At its recently concluded Networked Society Forum (NEST), Ericsson brought together its senior leadership team, many of its customers, and a fair number of deep thinkers who make their living as “futurists.” The goal of the event was to stimulate some out-of-the-box thinking regarding future challenges that will face society as the world’s population becomes increasingly urban; one stat thrown around at the conference, for example, was that by 2050, 70% of the earth’s people will live in cities. Of course, as part of this discussion, Ericsson took care to cultivate the message that ICT networks are going to be at the center of many solutions aimed at maintaining and, hopefully, increasing quality of life as we will increasingly be forced to live our lives while encroaching on each other’s personal space.

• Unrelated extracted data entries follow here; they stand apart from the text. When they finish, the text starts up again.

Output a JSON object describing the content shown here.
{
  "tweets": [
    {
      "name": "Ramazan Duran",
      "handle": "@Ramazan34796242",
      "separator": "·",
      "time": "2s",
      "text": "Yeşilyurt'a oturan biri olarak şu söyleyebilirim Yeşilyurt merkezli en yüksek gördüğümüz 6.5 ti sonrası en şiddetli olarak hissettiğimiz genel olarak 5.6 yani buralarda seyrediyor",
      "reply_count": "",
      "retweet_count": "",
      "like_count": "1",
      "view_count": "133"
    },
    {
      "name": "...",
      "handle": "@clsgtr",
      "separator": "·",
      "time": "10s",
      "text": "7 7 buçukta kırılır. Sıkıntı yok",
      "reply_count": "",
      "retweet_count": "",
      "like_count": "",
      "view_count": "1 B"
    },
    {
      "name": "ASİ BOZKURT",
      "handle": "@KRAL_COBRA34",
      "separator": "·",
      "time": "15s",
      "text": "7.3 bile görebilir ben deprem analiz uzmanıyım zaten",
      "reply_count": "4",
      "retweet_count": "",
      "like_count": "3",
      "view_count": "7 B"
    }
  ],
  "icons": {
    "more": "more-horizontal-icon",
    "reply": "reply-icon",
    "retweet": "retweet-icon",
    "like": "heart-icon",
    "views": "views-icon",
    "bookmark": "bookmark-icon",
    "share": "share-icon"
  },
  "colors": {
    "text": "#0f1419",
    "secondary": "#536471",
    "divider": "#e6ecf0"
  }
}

After much of this high-minded thinking – stimulated, in part, by a private performance from Katy Perry – was wrapping up, a group of journalists and analysts were invited to show up and interact with Ericsson’s execs and a few of the futurists who remained on-site. As part of the media/analyst program, Ericsson talked a bit about its vision regarding the structure and performance requirements for future telecom networks. Boiled down, the Swedish vendor’s message focused on two key themes:
- 5G – Unlike their 2G/3G/4G predecessors, “5G” will not be solely defined by advances in radio access technology, but rather by the ability of operators and their equipment suppliers to seamlessly integrate all manner of access technologies to serve a number of use cases (think fixed/mobile/WiFi integrated to serve the diverse needs of enterprise, consumer, public safety, etc.).
- Network Slices – Future service delivery will not be about selling access technologies and throughput (i.e., fixed broadband, mobile broadband, etc.), but rather about ensuring application performance by allocating the appropriate level of network access to satisfy a varied mix of service delivery requirements (think a “slice” dynamically allocated to deliver a mobile video chat session at a cell edge, another “slice” allocated for an HD voice call, another “slice” allocated to enable an M2M transaction, etc.).
From an event as intentionally unstructured as NEST, key takeaways can sometimes be difficult to come by. Of course, there were some far out propositions, including – ready for this – transportation-as-a-service: fleets of automatically piloted vehicles that people jump in and out of willy-nilly in order to get where they are going. However, what struck me was the way in which Ericsson presented a credible view of future networking requirements and then subtly, but unambiguously, pointed out that it is the world leader in most, if not all, of the key functional areas that will need to come together in order to make this vision happen.
Obviously, Ericsson will be challenged by a multitude of very large, mainly rich, competitors including Accenture, Amdocs, IBM, Oracle, HP, Huawei, Cisco and many more. However, if the goal of NEST was to get a big group of stakeholders thinking about high-tech solutions to a raft of future challenges and position Ericsson at the center of these solutions, then I came away thinking that the company pulled it off.